Le Finlandais Sauli Niinistö, habitué à scruter l’Est avec méfiance, offre à l’Europe une leçon de réalisme glacé. À force de vivre à l’ombre du colosse russe, on développe un sens aigu du danger, une obsession vertueuse de l’autonomie. Les Français, eux, si confiants derrière leur parapluie nucléaire, ne comprennent peut-être pas encore que l’apocalypse n’aura pas forcément la délicatesse d’annoncer son arrivée. Pourtant, les tragédies espagnoles des derniers mois démontrent que l’imprévisible est devenu quotidien. Faudra-t-il bientôt équiper les véhicules d’une bouée d’urgence aux côtés du gilet jaune, symboles d’une modernité en faillite face à une nature que nous avons provoquée, mais que nous ne contrôlons plus ?
La pandémie de Covid-19 avait levé le voile sur une Europe aussi impréparée qu’une adolescente découvrant avec effroi son premier bouton d’acné. Aucun masque, aucun gant, aucune prévoyance. L’Europe nue devant le chaos. Combien de fois faudra-t-il le répéter pour que cela s’ancre enfin : chaque crise révèle autant notre vulnérabilité que notre inaction passée. Chaque euro dépensé aujourd’hui en préparation rapporte treize fois plus demain. Mais ce chiffre rationnel semble inaudible face aux États membres frugaux, obsédés par le zéro virgule et incapables de voir au-delà de leurs tableurs Excel.
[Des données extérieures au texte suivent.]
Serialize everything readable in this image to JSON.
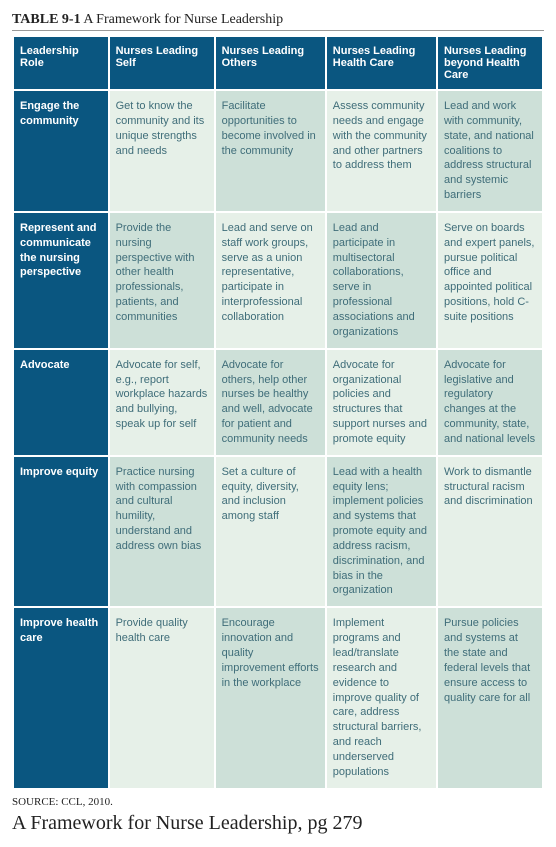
{
  "title_bold": "TABLE 9-1",
  "title_rest": " A Framework for Nurse Leadership",
  "source": "SOURCE: CCL, 2010.",
  "caption": "A Framework for Nurse Leadership, pg 279",
  "colors": {
    "header_bg": "#0a5680",
    "header_fg": "#ffffff",
    "cell_light_bg": "#e6f0e8",
    "cell_dark_bg": "#cde0d8",
    "cell_fg": "#3f6d79"
  },
  "columns": [
    "Leadership Role",
    "Nurses Leading Self",
    "Nurses Leading Others",
    "Nurses Leading Health Care",
    "Nurses Leading beyond Health Care"
  ],
  "rows": [
    {
      "label": "Engage the community",
      "cells": [
        "Get to know the community and its unique strengths and needs",
        "Facilitate opportunities to become involved in the community",
        "Assess community needs and engage with the community and other partners to address them",
        "Lead and work with community, state, and national coalitions to address structural and systemic barriers"
      ]
    },
    {
      "label": "Represent and communicate the nursing perspective",
      "cells": [
        "Provide the nursing perspective with other health professionals, patients, and communities",
        "Lead and serve on staff work groups, serve as a union representative, participate in interprofessional collaboration",
        "Lead and participate in multisectoral collaborations, serve in professional associations and organizations",
        "Serve on boards and expert panels, pursue political office and appointed political positions, hold C-suite positions"
      ]
    },
    {
      "label": "Advocate",
      "cells": [
        "Advocate for self, e.g., report workplace hazards and bullying, speak up for self",
        "Advocate for others, help other nurses be healthy and well, advocate for patient and community needs",
        "Advocate for organizational policies and structures that support nurses and promote equity",
        "Advocate for legislative and regulatory changes at the community, state, and national levels"
      ]
    },
    {
      "label": "Improve equity",
      "cells": [
        "Practice nursing with compassion and cultural humility, understand and address own bias",
        "Set a culture of equity, diversity, and inclusion among staff",
        "Lead with a health equity lens; implement policies and systems that promote equity and address racism, discrimination, and bias in the organization",
        "Work to dismantle structural racism and discrimination"
      ]
    },
    {
      "label": "Improve health care",
      "cells": [
        "Provide quality health care",
        "Encourage innovation and quality improvement efforts in the workplace",
        "Implement programs and lead/translate research and evidence to improve quality of care, address structural barriers, and reach underserved populations",
        "Pursue policies and systems at the state and federal levels that ensure access to quality care for all"
      ]
    }
  ]
}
Et tandis que les États-Unis dérivent lentement vers un isolationnisme douillet, Niinistö nous prévient : personne ne viendra sauver l’Europe d’elle-même. La résilience doit être enseignée dès l’école, au même titre que les mathématiques ou la littérature. Cybersécurité, éducation aux médias, gestion des crises : voilà les armes nouvelles d’une jeunesse européenne destinée à vivre dans un monde où la guerre hybride devient norme.
Ce rapport pourrait être un électrochoc salutaire ou un énième document oublié sur une étagère poussiéreuse. Car l’Union, avec ses compromis perpétuels et ses couardises financières – l’Allemagne en tête –, hésite encore. Le concept ambitieux d’une « Union de la préparation » est posé sur la table. Reste à savoir si nous sommes prêts à abandonner notre douillette illusion de sécurité pour une véritable souveraineté.
Alors, Européens, préparez-vous à l’inattendu, car demain vous appartient déjà moins qu’hier. À défaut d’une défense européenne commune digne de ce nom, commencez au moins par remplir vos placards. Parce que si votre cuisine est vide, l’Europe le sera aussi.